A Nudge in the Right Direction

​The College is responding in a centralized manner to an issue that on-campus groups have sought to address for years.​

As Harvard students returned to campus this fall, they were presented the option of registering to vote as they completed a mandatory online check-in. By virtue of a collaboration between the Registrar's Office and the Institute of Politics, students could either register to vote or request absentee ballots using TurboVote voter registration software. The program proved a success, with 1,400 participants.

This initiative tackles a very real problem: The process of registering to vote can be complicated and daunting, especially for students, many of whom don’t vote in Massachusetts and may also be first-time voters. The University’s proactivity will help pare down the bureaucratic hoops students must jump through, which can oftentimes make the difference between voter apathy and participation.

These efforts at voter registration are not unprecedented. The Institute of Politics has been using TurboVote for years during campus-wide efforts to register students to vote. Similarly, partisan groups on campus have also made their own efforts by canvassing dorm rooms. Voter registration, however, is not a partisan cause, and the College is responding in a centralized manner to an issue that on-campus groups have sought to address for years.

This problem, however, is not unique to Harvard. Millennials—a demographic which includes college voters—now make up almost a third of the electorate. Despite the political power they wield, millennials are known for their low voter turnout.
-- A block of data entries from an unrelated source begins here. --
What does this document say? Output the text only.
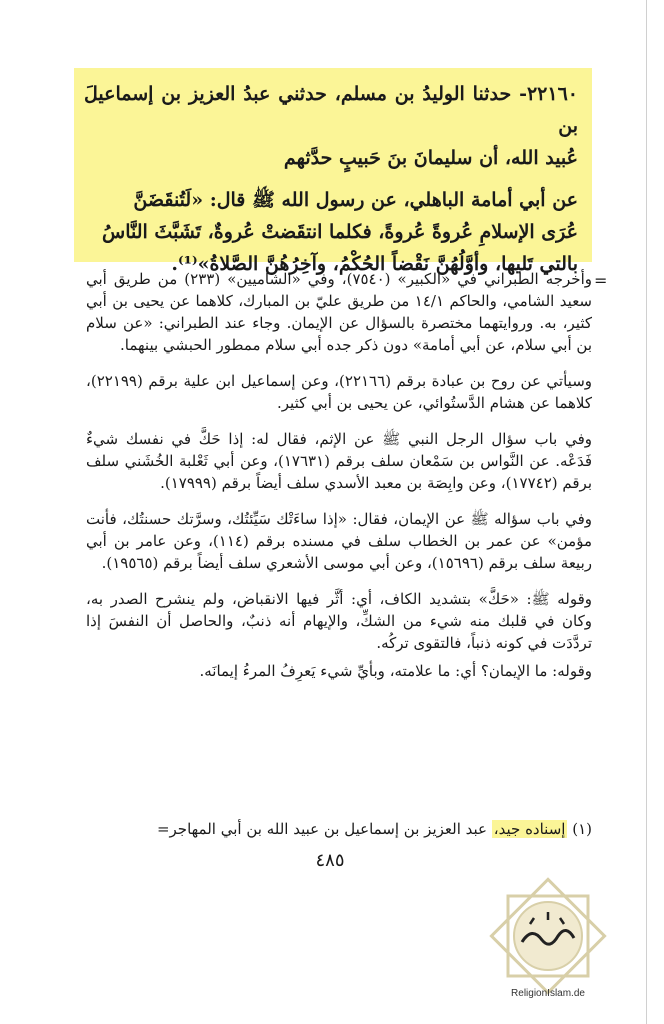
٢٢١٦٠- حدثنا الوليدُ بن مسلم، حدثني عبدُ العزيز بن إسماعيلَ بن

عُبيد الله، أن سليمانَ بنَ حَبيبٍ حدَّثهم

عن أبي أمامة الباهلي، عن رسول الله ﷺ قال: «لَتُنقَضَنَّ

عُرَى الإسلامِ عُروةً عُروةً، فكلما انتقَضتْ عُروةٌ، تَشَبَّثَ النَّاسُ

بالتي تَليها، وأوَّلُهُنَّ نَقْضاً الحُكْمُ، وآخِرُهُنَّ الصَّلاةُ»⁽¹⁾.

=

وأخرجه الطبراني في «الكبير» (٧٥٤٠)، وفي «الشاميين» (٢٣٣) من طريق أبي سعيد الشامي، والحاكم ١٤/١ من طريق عليّ بن المبارك، كلاهما عن يحيى بن أبي كثير، به. وروايتهما مختصرة بالسؤال عن الإيمان. وجاء عند الطبراني: «عن سلام بن أبي سلام، عن أبي أمامة» دون ذكر جده أبي سلام ممطور الحبشي بينهما.

وسيأتي عن روح بن عبادة برقم (٢٢١٦٦)، وعن إسماعيل ابن علية برقم (٢٢١٩٩)، كلاهما عن هشام الدَّستُوائي، عن يحيى بن أبي كثير.

وفي باب سؤال الرجل النبي ﷺ عن الإثم، فقال له: إذا حَكَّ في نفسك شيءٌ فَدَعْه. عن النَّواس بن سَمْعان سلف برقم (١٧٦٣١)، وعن أبي ثَعْلبة الخُشَني سلف برقم (١٧٧٤٢)، وعن وابِصَة بن معبد الأسدي سلف أيضاً برقم (١٧٩٩٩).

وفي باب سؤاله ﷺ عن الإيمان، فقال: «إذا ساءَتْك سَيِّئتُك، وسرَّتك حسنتُك، فأنت مؤمن» عن عمر بن الخطاب سلف في مسنده برقم (١١٤)، وعن عامر بن أبي ربيعة سلف برقم (١٥٦٩٦)، وعن أبي موسى الأشعري سلف أيضاً برقم (١٩٥٦٥).

وقوله ﷺ: «حَكَّ» بتشديد الكاف، أي: أثَّر فيها الانقباض، ولم ينشرح الصدر به، وكان في قلبك منه شيء من الشكِّ، والإيهام أنه ذنبٌ، والحاصل أن النفسَ إذا تردَّدَت في كونه ذنباً، فالتقوى تركُه.

وقوله: ما الإيمان؟ أي: ما علامته، وبأيِّ شيء يَعرِفُ المرءُ إيمانَه.

(١) إسناده جيد، عبد العزيز بن إسماعيل بن عبيد الله بن أبي المهاجر=
٤٨٥
ReligionIslam.de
According to census data, only 46 percent of eligible millennial voters participated in the 2012 presidential election, a number that pales in comparison to 72 percent participation rate among eligible voters from the oldest generation of the electorate.

Given these unfortunate statistics, Harvard's goal of using this new program as a template for other institutions of higher learning seeking to bolster voter turnout is particularly commendable. Voter participation at Harvard aside, the possibility of nationwide reverberations as part of the IOP’s National Campaign for Political and Civic Engagement make this initiative all the more worthwhile.


Democracy works best when more people are included, and the College’s voter registration efforts help to ensure this. The 2016 presidential election is highly polarized one, with candidates offering starkly different perspectives on the state of the nation and the direction it should pursue after President Obama leaves office. November’s results will play a large part in dictating the kind of future that young people will work towards in this country. In light of Harvard’s aspiration to educate responsible citizens and even the civic leaders of tomorrow, it is part and parcel of Harvard’s mission to encourage active democracy among its students at such a consequential moment in our history.